Title:  Life forms that could be 50,000 years old found in caves in Mexico

Source:  https://www.theguardian.com/world/2017/feb/18/life-forms-that-could-be-50000-years-old-found-in-caves-in-mexico

Date: Feb 17, 2017

Summary: A science team discovered 40 different microbes  suspected to be around 50,000 years old in underground caves of Mexico. They have very distinct genome, the closest relative still only share 90% similarity. They survived by consuming minerals found in the caves, like  iron and manganese.

Connection: We’ve been discussing the metabolism of microbes, and they are  an example of chemolithotrophs since they consume non-organic metals. It is an interesting look at the extreme conditions that microbes are able to live in.

Critical Analysis: The biggest shortcoming of this article is that it is relatively short. It may have been helpful if they linked to some of the primary sources and presentation given by these scientists. However, the information in the article seems accurate, they used many direct quotes by the scientists

Questions: What were these “extreme” conditions the microbes were found in? They mention it in the article but doesn’t state what the conditions were exactly.

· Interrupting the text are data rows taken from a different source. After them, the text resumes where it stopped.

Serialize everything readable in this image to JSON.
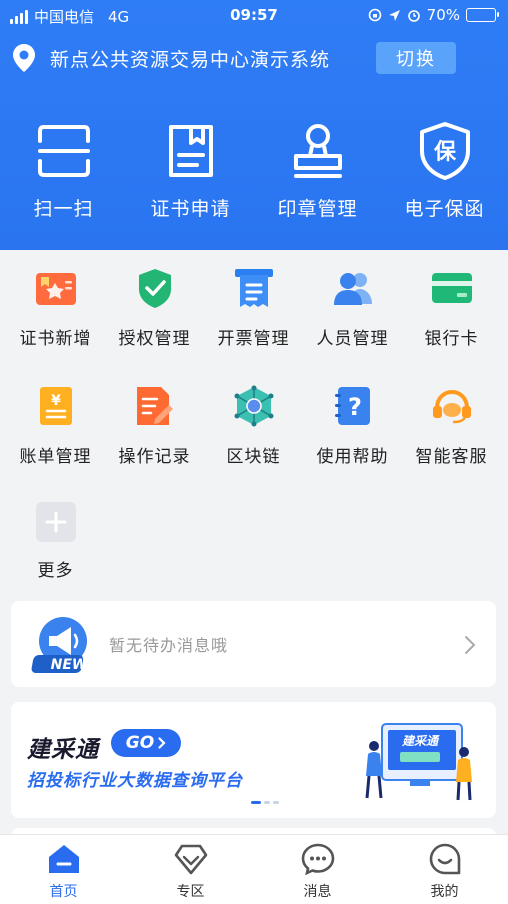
{
  "status_bar": {
    "carrier": "中国电信",
    "network": "4G",
    "time": "09:57",
    "battery": "70%",
    "battery_level": 0.7
  },
  "header": {
    "title": "新点公共资源交易中心演示系统",
    "switch_label": "切换"
  },
  "quick_actions": [
    {
      "label": "扫一扫",
      "icon": "scan-icon"
    },
    {
      "label": "证书申请",
      "icon": "certificate-apply-icon"
    },
    {
      "label": "印章管理",
      "icon": "seal-icon"
    },
    {
      "label": "电子保函",
      "icon": "guarantee-icon"
    }
  ],
  "services": [
    {
      "label": "证书新增",
      "icon": "certificate-add-icon"
    },
    {
      "label": "授权管理",
      "icon": "shield-check-icon"
    },
    {
      "label": "开票管理",
      "icon": "invoice-icon"
    },
    {
      "label": "人员管理",
      "icon": "people-icon"
    },
    {
      "label": "银行卡",
      "icon": "bank-card-icon"
    },
    {
      "label": "账单管理",
      "icon": "bill-icon"
    },
    {
      "label": "操作记录",
      "icon": "operation-log-icon"
    },
    {
      "label": "区块链",
      "icon": "blockchain-icon"
    },
    {
      "label": "使用帮助",
      "icon": "help-icon"
    },
    {
      "label": "智能客服",
      "icon": "headset-icon"
    },
    {
      "label": "更多",
      "icon": "plus-icon"
    }
  ],
  "notice": {
    "text": "暂无待办消息哦",
    "badge": "NEW"
  },
  "banner": {
    "brand": "建采通",
    "go": "GO",
    "subtitle": "招投标行业大数据查询平台",
    "screen_text": "建采通"
  },
  "tabs": [
    {
      "label": "首页",
      "icon": "home-icon",
      "active": true
    },
    {
      "label": "专区",
      "icon": "diamond-icon",
      "active": false
    },
    {
      "label": "消息",
      "icon": "message-icon",
      "active": false
    },
    {
      "label": "我的",
      "icon": "profile-icon",
      "active": false
    }
  ],
  "colors": {
    "primary": "#2a74f0",
    "active_tab": "#2a6cf0",
    "background": "#f2f3f5"
  }
}
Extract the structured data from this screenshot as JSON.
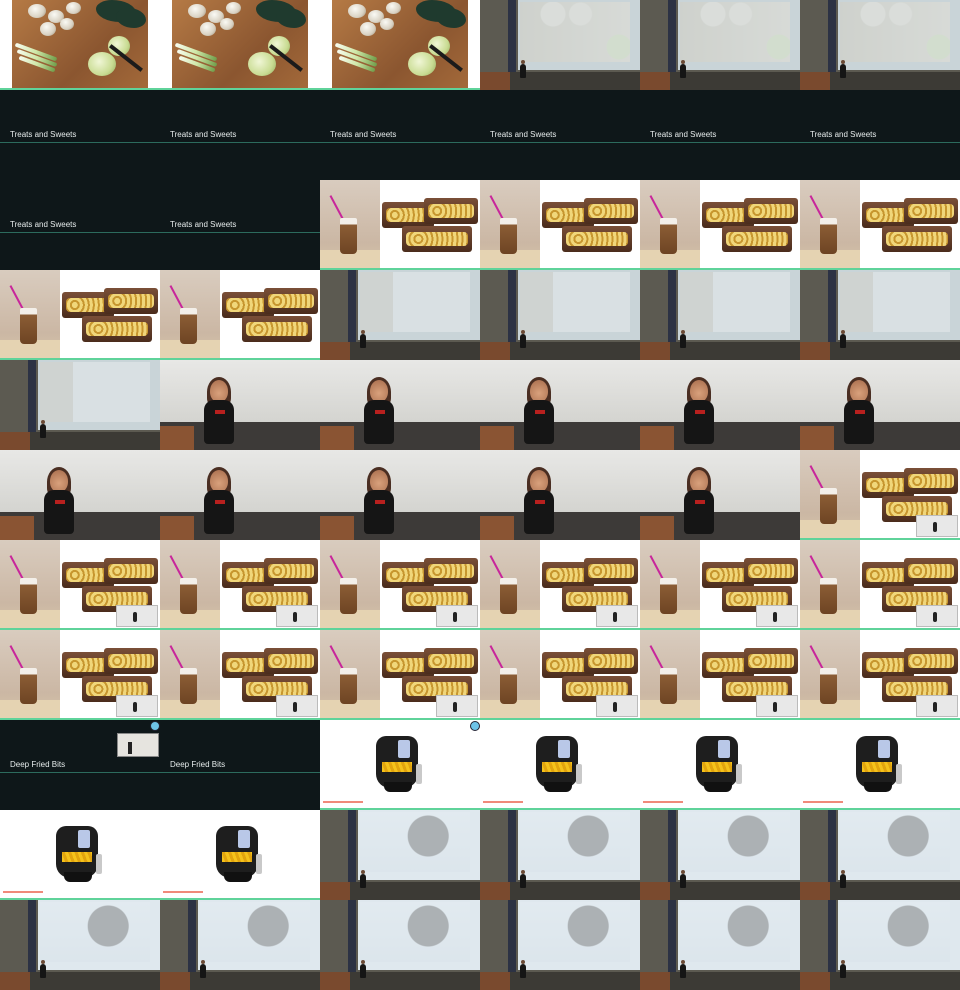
{
  "sections": {
    "treats_caption": "Treats and Sweets",
    "fried_caption": "Deep Fried Bits"
  },
  "tiles": [
    "veg",
    "veg",
    "veg",
    "hall-veg",
    "hall-veg",
    "hall-veg",
    "dark-treats",
    "dark-treats",
    "dark-treats",
    "dark-treats",
    "dark-treats",
    "dark-treats",
    "dark-treats",
    "dark-treats",
    "dessert",
    "dessert",
    "dessert",
    "dessert",
    "dessert",
    "dessert",
    "hall-dessert",
    "hall-dessert",
    "hall-dessert",
    "hall-dessert",
    "hall-dessert",
    "speaker",
    "speaker",
    "speaker",
    "speaker",
    "speaker",
    "speaker",
    "speaker",
    "speaker",
    "speaker",
    "speaker",
    "dessert-mini",
    "dessert-mini",
    "dessert-mini",
    "dessert-mini",
    "dessert-mini",
    "dessert-mini",
    "dessert-mini",
    "dessert-mini",
    "dessert-mini",
    "dessert-mini",
    "dessert-mini",
    "dessert-mini",
    "dessert-mini",
    "dark-fried",
    "dark-fried",
    "fryer",
    "fryer",
    "fryer",
    "fryer",
    "fryer",
    "fryer",
    "hall-fryer",
    "hall-fryer",
    "hall-fryer",
    "hall-fryer",
    "hall-fryer",
    "hall-fryer",
    "hall-fryer",
    "hall-fryer",
    "hall-fryer",
    "hall-fryer"
  ],
  "colors": {
    "dark_bg": "#0e1719",
    "accent_line": "#5fd39a",
    "caption_text": "#e6ecec"
  }
}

1 Comment for “A2: Fifty Thousand year old life forms found in Mexican caves”

kafitzgerald2

says:

This article is incredible interesting! The fact that these caves were left untouched for so long before Boston started working is surprising considering the amount of information she was able to get from the crystals inside. You are right the article is short, but it seems like it may be short since the scientists can’t quite give too much information until their research is done. Hopefully Boston will be able to finish her research and publish her findings, that would be an interesting paper to read. I did a very small amount on internet searching after reading this article and it seems like some of these types of extreme crystal caves were only discovered very recently and that they are well known, just scientifically they are still a mystery. Another connection to class is that this is a chemolithotroph and a hyperthermophile, possibly belonging to the Phylum Crenarchaeota (based off of the guest lecture 3/1/17). Considering the extreme environments, and the possible age of these microbes, I wonder what the generation time is for this organism. Mexico’s Chihuahua state is located in northern Mexico on the border of Texas, an area known to be hot, dry and sandy, which is what the word chihuahua means. Weatherspark.com says that in the summer the temps average 88F, and in the winter average temp is still around 70F. I found a few other articles in regards to mines found in the Naica, Chihuahua State area. One by National Geographic said that in the Cueva de los Cristales which lies 1000ft below the Naica mine, the temp is about 112F because the cave lies above an intrusion of magma about a mile below the surface.